In a sign of things to come, Los Lobos’ Slash debut, co-produced by Berlin and T Bone Burnett, featured Valens’ “Come on Let’s Go.” The band followed the EP with the 1984 album “How Will the Wolf Survive?” and 1987’s “By the Light of the Moon.”
The latter year was a breakout year for Los Lobos. No one was more surprised than the band itself.
Los Lobos’ recording of Valens’ biggest hit, “La Bamba,” the title song for the 1987 biopic about Valens, became an international hit.
“It was a happy accident,” Berlin said. “As we were doing it, the last thing in the world we thought was that we were making a hit record. The movie was a low-budget project with no stars about a kid who wrote 17 songs and then died in a plane crash.
“As we were working on the movie, there was a lot of discord. The script changed every day. Every scene that Ritchie Valens wasn’t in was done but they still hadn’t found a guy to play Ritchie. They searched high and low and found Lou Diamond Phillips.
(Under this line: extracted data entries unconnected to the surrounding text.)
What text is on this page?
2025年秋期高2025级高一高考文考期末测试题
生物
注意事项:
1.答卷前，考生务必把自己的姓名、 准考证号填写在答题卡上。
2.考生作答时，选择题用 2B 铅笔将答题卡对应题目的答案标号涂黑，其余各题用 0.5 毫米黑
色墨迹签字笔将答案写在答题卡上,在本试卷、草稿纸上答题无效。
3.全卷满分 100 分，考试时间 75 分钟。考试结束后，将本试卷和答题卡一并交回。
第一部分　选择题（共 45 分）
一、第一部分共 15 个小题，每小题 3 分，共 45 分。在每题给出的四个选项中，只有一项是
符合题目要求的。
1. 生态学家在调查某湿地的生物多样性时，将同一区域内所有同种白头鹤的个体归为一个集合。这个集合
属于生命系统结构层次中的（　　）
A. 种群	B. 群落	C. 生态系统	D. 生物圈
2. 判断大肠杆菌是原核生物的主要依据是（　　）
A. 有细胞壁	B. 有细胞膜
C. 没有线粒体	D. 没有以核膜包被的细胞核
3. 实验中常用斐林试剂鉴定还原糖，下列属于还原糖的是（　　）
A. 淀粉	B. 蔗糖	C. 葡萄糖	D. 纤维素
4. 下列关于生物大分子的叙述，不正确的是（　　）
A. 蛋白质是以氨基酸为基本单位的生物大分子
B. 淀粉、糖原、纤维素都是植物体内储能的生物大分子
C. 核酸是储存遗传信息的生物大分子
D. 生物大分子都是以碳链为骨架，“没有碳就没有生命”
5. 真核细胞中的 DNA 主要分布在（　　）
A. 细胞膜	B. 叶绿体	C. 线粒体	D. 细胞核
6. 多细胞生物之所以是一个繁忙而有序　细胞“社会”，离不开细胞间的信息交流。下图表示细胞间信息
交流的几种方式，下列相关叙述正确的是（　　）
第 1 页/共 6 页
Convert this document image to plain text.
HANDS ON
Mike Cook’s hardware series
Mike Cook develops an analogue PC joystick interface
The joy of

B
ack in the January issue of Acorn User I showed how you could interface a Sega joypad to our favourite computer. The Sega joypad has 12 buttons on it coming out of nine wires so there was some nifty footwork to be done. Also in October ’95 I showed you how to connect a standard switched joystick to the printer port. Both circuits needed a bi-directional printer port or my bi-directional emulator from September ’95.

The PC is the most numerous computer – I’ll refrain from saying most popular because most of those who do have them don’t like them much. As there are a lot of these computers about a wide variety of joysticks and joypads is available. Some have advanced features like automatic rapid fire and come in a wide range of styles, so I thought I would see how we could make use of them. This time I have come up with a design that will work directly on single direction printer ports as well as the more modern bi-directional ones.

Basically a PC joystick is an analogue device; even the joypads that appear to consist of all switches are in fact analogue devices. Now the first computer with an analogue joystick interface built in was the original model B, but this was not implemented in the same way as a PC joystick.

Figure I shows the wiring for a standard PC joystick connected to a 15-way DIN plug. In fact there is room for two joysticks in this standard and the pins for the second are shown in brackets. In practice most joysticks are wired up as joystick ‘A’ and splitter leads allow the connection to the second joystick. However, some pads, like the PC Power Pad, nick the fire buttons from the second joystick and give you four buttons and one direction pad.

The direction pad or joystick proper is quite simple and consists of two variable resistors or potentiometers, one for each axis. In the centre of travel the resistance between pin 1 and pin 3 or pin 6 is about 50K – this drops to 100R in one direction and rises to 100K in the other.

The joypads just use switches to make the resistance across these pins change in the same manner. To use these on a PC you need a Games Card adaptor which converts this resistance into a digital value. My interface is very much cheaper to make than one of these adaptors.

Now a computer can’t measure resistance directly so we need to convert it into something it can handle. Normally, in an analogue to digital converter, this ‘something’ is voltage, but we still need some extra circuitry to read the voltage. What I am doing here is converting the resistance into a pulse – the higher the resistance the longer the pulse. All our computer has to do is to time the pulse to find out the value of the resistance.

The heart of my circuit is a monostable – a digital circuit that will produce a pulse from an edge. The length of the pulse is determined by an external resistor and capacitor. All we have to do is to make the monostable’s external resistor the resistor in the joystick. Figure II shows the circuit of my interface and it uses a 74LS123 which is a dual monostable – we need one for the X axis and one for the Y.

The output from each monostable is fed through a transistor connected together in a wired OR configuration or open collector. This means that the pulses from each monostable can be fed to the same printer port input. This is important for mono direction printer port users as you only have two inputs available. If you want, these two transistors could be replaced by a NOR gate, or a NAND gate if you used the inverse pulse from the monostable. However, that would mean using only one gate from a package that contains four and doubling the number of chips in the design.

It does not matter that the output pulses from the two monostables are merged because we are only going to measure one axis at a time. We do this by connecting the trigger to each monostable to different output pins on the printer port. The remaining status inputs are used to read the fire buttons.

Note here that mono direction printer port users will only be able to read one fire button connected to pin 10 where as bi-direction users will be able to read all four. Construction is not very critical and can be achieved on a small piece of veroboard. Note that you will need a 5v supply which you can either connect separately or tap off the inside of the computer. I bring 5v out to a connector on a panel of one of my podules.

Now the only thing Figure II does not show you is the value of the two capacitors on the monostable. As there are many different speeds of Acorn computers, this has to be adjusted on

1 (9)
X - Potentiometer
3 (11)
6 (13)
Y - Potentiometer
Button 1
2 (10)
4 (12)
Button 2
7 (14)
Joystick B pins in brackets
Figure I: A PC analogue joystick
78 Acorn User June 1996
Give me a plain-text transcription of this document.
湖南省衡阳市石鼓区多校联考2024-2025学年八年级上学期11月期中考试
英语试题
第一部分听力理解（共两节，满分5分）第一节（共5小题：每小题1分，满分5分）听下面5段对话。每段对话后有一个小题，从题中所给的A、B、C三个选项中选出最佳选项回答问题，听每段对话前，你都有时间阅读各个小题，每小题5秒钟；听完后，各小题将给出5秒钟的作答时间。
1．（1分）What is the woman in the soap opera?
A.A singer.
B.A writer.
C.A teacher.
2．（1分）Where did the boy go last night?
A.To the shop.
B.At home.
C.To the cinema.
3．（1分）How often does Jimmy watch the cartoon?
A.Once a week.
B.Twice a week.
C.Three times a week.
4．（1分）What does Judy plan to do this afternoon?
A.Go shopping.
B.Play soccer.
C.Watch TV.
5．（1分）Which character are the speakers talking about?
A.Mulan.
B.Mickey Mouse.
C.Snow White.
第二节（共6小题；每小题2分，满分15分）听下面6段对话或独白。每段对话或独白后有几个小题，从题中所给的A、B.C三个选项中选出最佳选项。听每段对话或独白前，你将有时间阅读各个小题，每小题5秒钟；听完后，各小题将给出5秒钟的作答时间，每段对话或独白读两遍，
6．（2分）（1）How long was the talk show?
“But then the movie gets released. It’s a big hit and the song is a big hit for us. Nobody expected the movie or the soundtrack to be a hit on any level. It was a miracle from beginning to end.
“We were in Europe, getting reports about the song being Top 100 and the movie being in the Top 10. We were like, ‘You guys are kidding.’ We got back to the States and, sure enough, it was actually happening.”